How long had I been here? I couldn’t tell. Days had drifted into weeks, weeks into months. I cursed loudly at myself, how could I of been so stupid? I’d done the necessary research, gotten all the things I’d needed to start a new life. I’d learnt about Norway, how it was the safest country in the world, the country with the highest quality of life, the country with beautiful surroundings that would be sure to aid my flourishing photography career. Without a second thought I’d packed my bags, said goodbye to my friends and set off to explore the antique city of Bergen. I’d settled in quickly, learnt the essentials of the Norwegian language. I’d done everything that the guidebook had said; yet I’d still managed to put myself into this ridiculous situation.
In Germany I’d been a calm person. I had always calculated everything, cut everything down into small chunks, analysed things. But in Norway I’d been rash, I’d been lulled into a false sense of security and I’d gone out hiking in the desolate Norwegian hills, alone.
Now I was stuck, stuck in this pitch-black room with nothing but a small 80s looking television to keep me company.
I dropped to my knees, rubbing my hands along the ground, using my palms to search out the long piece of rock I’d been sharpening for the past few days. Maybe today would be the day I could use it to draw my thoughts onto the walls. I felt the sharp prick of the jagged edge scratch against my finger. Grinning to myself I picked it up and began scraping it on the wall, I felt it dig into the stone. Finally it was ready. Gently I started sketching out the basic details of Oleah, a girl I hadn’t seen since my days in Norway. I tried to draw her defining features; her slightly slanted nose, her arched eyebrows, and her beautiful eyes that any sane man would drown in…

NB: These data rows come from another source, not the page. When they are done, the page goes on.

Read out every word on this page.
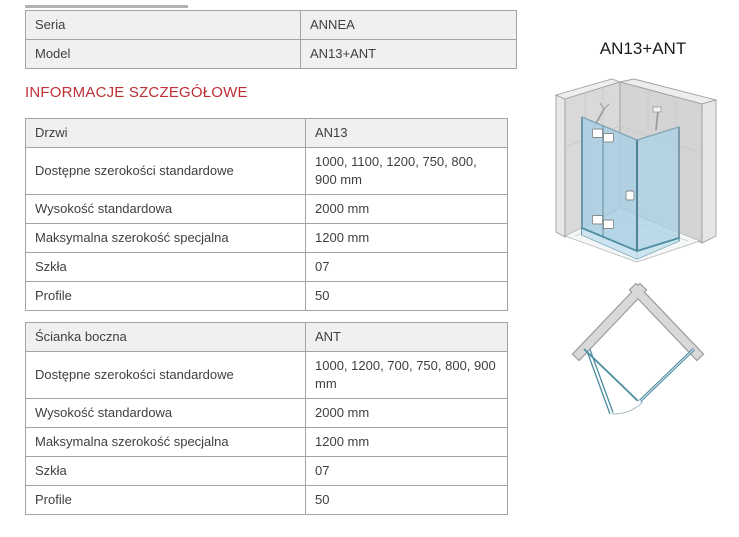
Seria	ANNEA
Model	AN13+ANT
INFORMACJE SZCZEGÓŁOWE
Drzwi	AN13
Dostępne szerokości standardowe	1000, 1100, 1200, 750, 800, 900 mm
Wysokość standardowa	2000 mm
Maksymalna szerokość specjalna	1200 mm
Szkła	07
Profile	50
Ścianka boczna	ANT
Dostępne szerokości standardowe	1000, 1200, 700, 750, 800, 900 mm
Wysokość standardowa	2000 mm
Maksymalna szerokość specjalna	1200 mm
Szkła	07
Profile	50
AN13+ANT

Feelings of love and longing washed over me, overpowered my senses and brought the harsh sting of tears to my eyes. I crumbled to the ground, letting the stone roll away from me. It bounced against the wall then came to a stop next to my feet.
I forgot my ‘manly pride,’ forgot about all my dad had ever taught me about never showing my emotions. I forgot that anyone could walk in at any moment and see me emotionally exposing myself. I dropped my aching head into my hands, and began gently sobbing for the first time in my life.